James Hardie Industries, a building materials company, has seen its shares climb 22% over the past year, yet they have declined 20% in 2024. Currently trading at AU$48.24, up 2.27% today, the company reported solid full-year results with net sales up 4% year-on-year to US$3.94 billion. However, its earnings guidance for FY 2025 fell short of expectations, citing continued uncertainty in housing markets.

In response, JP Morgan downgraded James Hardie shares to 'neutral' with a AU$50 price target, approximately 4% above current levels.
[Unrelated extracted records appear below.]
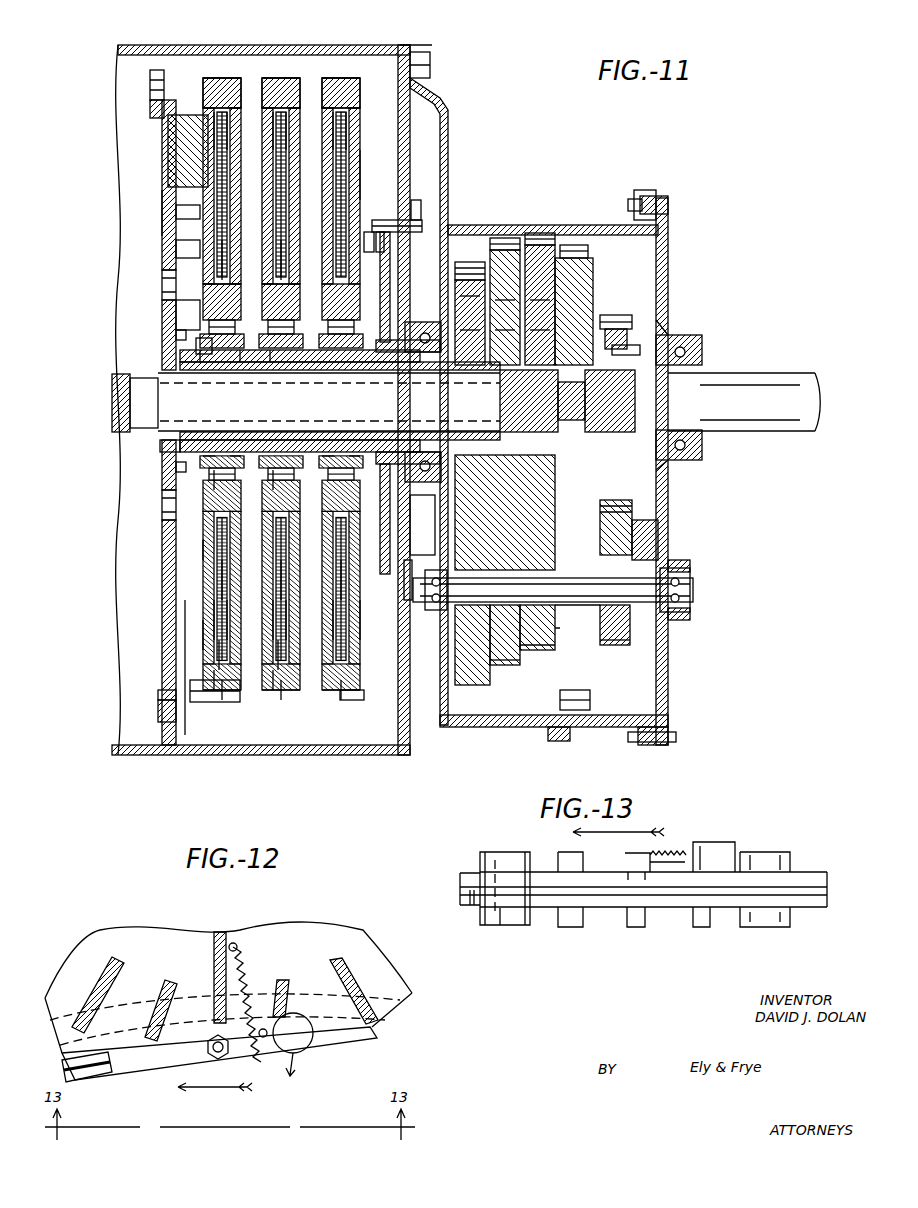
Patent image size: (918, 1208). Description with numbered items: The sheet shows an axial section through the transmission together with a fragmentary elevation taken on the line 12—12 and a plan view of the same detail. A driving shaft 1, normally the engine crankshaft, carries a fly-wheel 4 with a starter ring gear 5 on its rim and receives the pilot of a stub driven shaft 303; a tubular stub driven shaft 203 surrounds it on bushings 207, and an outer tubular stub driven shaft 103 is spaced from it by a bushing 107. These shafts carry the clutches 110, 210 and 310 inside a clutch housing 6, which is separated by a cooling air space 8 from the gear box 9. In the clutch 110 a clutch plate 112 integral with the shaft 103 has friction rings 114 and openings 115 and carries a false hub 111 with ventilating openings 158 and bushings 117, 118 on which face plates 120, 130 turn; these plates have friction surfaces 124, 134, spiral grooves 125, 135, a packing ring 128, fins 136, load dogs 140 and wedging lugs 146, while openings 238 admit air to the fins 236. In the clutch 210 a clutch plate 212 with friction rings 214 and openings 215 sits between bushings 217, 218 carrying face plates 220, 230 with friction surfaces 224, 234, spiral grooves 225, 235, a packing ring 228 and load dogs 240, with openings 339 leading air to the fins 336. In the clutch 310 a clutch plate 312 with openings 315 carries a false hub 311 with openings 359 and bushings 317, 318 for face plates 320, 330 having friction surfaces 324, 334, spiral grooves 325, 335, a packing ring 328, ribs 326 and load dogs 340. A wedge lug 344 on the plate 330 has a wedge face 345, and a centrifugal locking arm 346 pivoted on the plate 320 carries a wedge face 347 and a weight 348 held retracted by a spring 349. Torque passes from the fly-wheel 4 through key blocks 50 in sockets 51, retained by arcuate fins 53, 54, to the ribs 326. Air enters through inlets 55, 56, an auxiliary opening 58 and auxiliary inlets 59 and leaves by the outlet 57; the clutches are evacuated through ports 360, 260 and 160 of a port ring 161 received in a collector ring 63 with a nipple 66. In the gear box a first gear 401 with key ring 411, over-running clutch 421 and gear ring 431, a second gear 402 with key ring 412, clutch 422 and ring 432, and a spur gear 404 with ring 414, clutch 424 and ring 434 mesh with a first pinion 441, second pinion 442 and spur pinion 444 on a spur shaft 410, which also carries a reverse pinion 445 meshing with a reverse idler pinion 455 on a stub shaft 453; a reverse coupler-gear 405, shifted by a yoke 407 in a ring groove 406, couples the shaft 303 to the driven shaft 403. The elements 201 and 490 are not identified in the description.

In FIG. 11, the input shaft 1 is at (112, 418).
In FIG. 11, the housing wall 4 is at (162, 596).
In FIG. 11, the housing bottom member 5 is at (160, 720).
In FIG. 11, the housing bottom wall 6 is at (128, 757).
In FIG. 11, the housing conduit wall 8 is at (424, 112).
In FIG. 11, the flange bolt 9 is at (660, 198).
In FIG. 11, the section line 12- 12 is at (196, 608).
In FIG. 11, the block 50 is at (176, 148).
In FIG. 11, the wall portion 51 is at (166, 192).
In FIG. 11, the retainer 53 is at (190, 214).
In FIG. 11, the cap member 54 is at (165, 98).
In FIG. 11, the bearing 55 is at (166, 275).
In FIG. 11, the spacer 56 is at (414, 208).
In FIG. 11, the housing wall 57 is at (322, 48).
In FIG. 11, the bearing 58 is at (412, 312).
In FIG. 11, the bearing retainer 59 is at (160, 335).
In FIG. 11, the support 63 is at (410, 540).
In FIG. 11, the flange 66 is at (380, 228).
In FIG. 11, the main shaft 103 is at (404, 410).
In FIG. 11, the sleeve 107 is at (374, 378).
In FIG. 11, the clutch unit 110 is at (342, 73).
In FIG. 11, the sleeve 111 is at (368, 330).
In FIG. 11, the clutch member 112 is at (356, 195).
In FIG. 11, the clutch plate 114 is at (356, 168).
In FIG. 11, the clutch member 115 is at (354, 566).
In FIG. 11, the hub 117 is at (308, 462).
In FIG. 11, the hub 118 is at (334, 462).
In FIG. 11, the drum 120 is at (330, 692).
In FIG. 11, the plate 124 is at (286, 638).
In FIG. 11, the plate 125 is at (286, 672).
In FIG. 11, the ring 128 is at (358, 100).
In FIG. 11, the ring 130 is at (366, 692).
In FIG. 11, the plate 134 is at (346, 612).
In FIG. 11, the plate 135 is at (366, 636).
In FIG. 11, the ring 136 is at (356, 142).
In FIG. 11, the clutch assembly 140 is at (343, 78).
In FIG. 11, the member 146 is at (352, 700).
In FIG. 11, the bearing 158 is at (418, 322).
In FIG. 11, the member 160 is at (352, 232).
In FIG. 11, the member 161 is at (380, 232).
In FIG. 11, the shaft portion 201 is at (272, 372).
In FIG. 11, the sleeve 203 is at (330, 374).
In FIG. 11, the hub 207 is at (492, 420).
In FIG. 11, the clutch unit 210 is at (282, 73).
In FIG. 11, the clutch member 212 is at (298, 260).
In FIG. 11, the clutch plate 214 is at (296, 172).
In FIG. 11, the clutch member 215 is at (286, 570).
In FIG. 11, the shaft portion 217 is at (250, 376).
In FIG. 11, the sleeve 218 is at (296, 372).
In FIG. 11, the drum 220 is at (268, 692).
In FIG. 11, the plate 224 is at (226, 652).
In FIG. 11, the plate 225 is at (226, 672).
In FIG. 11, the ring 228 is at (296, 100).
In FIG. 11, the ring 230 is at (284, 690).
In FIG. 11, the plate 234 is at (286, 614).
In FIG. 11, the plate 235 is at (286, 654).
In FIG. 11, the ring 236 is at (296, 140).
In FIG. 11, the plate 238 is at (298, 490).
In FIG. 11, the clutch assembly 240 is at (282, 78).
In FIG. 11, the gear 260 is at (302, 320).
In FIG. 11, the bearing sleeve 303 is at (160, 442).
In FIG. 11, the clutch unit 310 is at (224, 73).
In FIG. 11, the sleeve 311 is at (200, 310).
In FIG. 11, the clutch member 312 is at (240, 260).
In FIG. 11, the clutch member 315 is at (226, 570).
In FIG. 11, the hub 317 is at (204, 462).
In FIG. 11, the hub 318 is at (232, 462).
In FIG. 11, the drum 320 is at (222, 700).
In FIG. 12, the drum 320 is at (380, 1000).
In FIG. 13, the drum 320 is at (800, 882).
In FIG. 11, the plate 324 is at (206, 620).
In FIG. 11, the plate 325 is at (206, 546).
In FIG. 11, the ring 326 is at (200, 248).
In FIG. 11, the ring 328 is at (236, 100).
In FIG. 13, the ring 328 is at (724, 895).
In FIG. 11, the ring 330 is at (232, 690).
In FIG. 13, the ring 330 is at (803, 908).
In FIG. 11, the plate 334 is at (226, 612).
In FIG. 11, the plate 335 is at (226, 632).
In FIG. 11, the ring 336 is at (236, 140).
In FIG. 11, the plate 339 is at (244, 480).
In FIG. 11, the clutch assembly 340 is at (226, 78).
In FIG. 11, the slot 344 is at (238, 170).
In FIG. 12, the slot 344 is at (72, 990).
In FIG. 13, the slot 344 is at (464, 903).
In FIG. 12, the slot 345 is at (156, 1000).
In FIG. 13, the slot 345 is at (474, 910).
In FIG. 11, the lever 346 is at (196, 690).
In FIG. 12, the lever 346 is at (184, 1035).
In FIG. 13, the lever 346 is at (510, 860).
In FIG. 12, the stop 347 is at (94, 1072).
In FIG. 13, the stop 347 is at (505, 912).
In FIG. 12, the roller 348 is at (296, 1014).
In FIG. 13, the roller 348 is at (722, 846).
In FIG. 12, the spring 349 is at (250, 972).
In FIG. 13, the spring 349 is at (668, 852).
In FIG. 11, the bearing 359 is at (198, 350).
In FIG. 11, the gear 360 is at (244, 320).
In FIG. 11, the gear 401 is at (462, 320).
In FIG. 11, the gear 402 is at (500, 320).
In FIG. 11, the output shaft 403 is at (750, 372).
In FIG. 11, the gear 404 is at (532, 320).
In FIG. 11, the gear 405 is at (590, 300).
In FIG. 11, the bearing retainer 406 is at (620, 352).
In FIG. 11, the gear 407 is at (612, 326).
In FIG. 11, the countershaft 410 is at (690, 588).
In FIG. 11, the gear teeth 411 is at (470, 262).
In FIG. 11, the gear teeth 412 is at (506, 250).
In FIG. 11, the gear teeth 414 is at (538, 260).
In FIG. 11, the gear 421 is at (476, 270).
In FIG. 11, the gear 422 is at (512, 270).
In FIG. 11, the gear 424 is at (544, 270).
In FIG. 11, the gear 431 is at (482, 290).
In FIG. 11, the gear 432 is at (518, 290).
In FIG. 11, the gear 434 is at (550, 290).
In FIG. 11, the gear 441 is at (486, 690).
In FIG. 11, the gear 442 is at (518, 668).
In FIG. 11, the gear 444 is at (555, 650).
In FIG. 11, the gear 445 is at (626, 645).
In FIG. 11, the gear 453 is at (660, 540).
In FIG. 11, the gear 455 is at (634, 510).
In FIG. 11, the gear cluster 490 is at (560, 628).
Conversely, Macquarie cut its price target by 12% to AU$55 but upgraded the stock to 'outperform,' highlighting strong progress in cost and working capital reduction, and improved efficiency in procurement and R&D.

Sonic Healthcare Ltd (ASX: SHL)

Sonic Healthcare, a medical diagnostics company, has seen its shares drop 28% over the past year, although they are up 3.63% today at AU$25.44. The company’s recent earnings update was disappointing, leading to cuts in full-year revenue and earnings guidance due to inflation, adverse currency exchange rates, and delayed margin improvements.

As a result, Citi slashed its target price for Sonic Healthcare shares by 19% to AU$25, reflecting a more cautious outlook on the company’s near-term performance.

Telstra Group Ltd (ASX: TLS)

Telstra, Australia's largest telecommunications company, has seen its share price fall 21% over the past year, though they are up 1.17% today at AU$3.46. The company recently announced significant restructuring, including the layoff of 2,800 employees due to ongoing inflationary pressures.

A notable factor in the broker downgrade was Telstra's decision to eliminate annual inflation-linked postpaid mobile plan price reviews. Macquarie downgraded Telstra to 'neutral' with a AU$3.70 price target, citing the removal of these price hikes as a key negative. Analyst Darren Leung emphasized that this move could disrupt the industry’s pricing dynamics, now heavily reliant on the decisions of Telstra’s peers.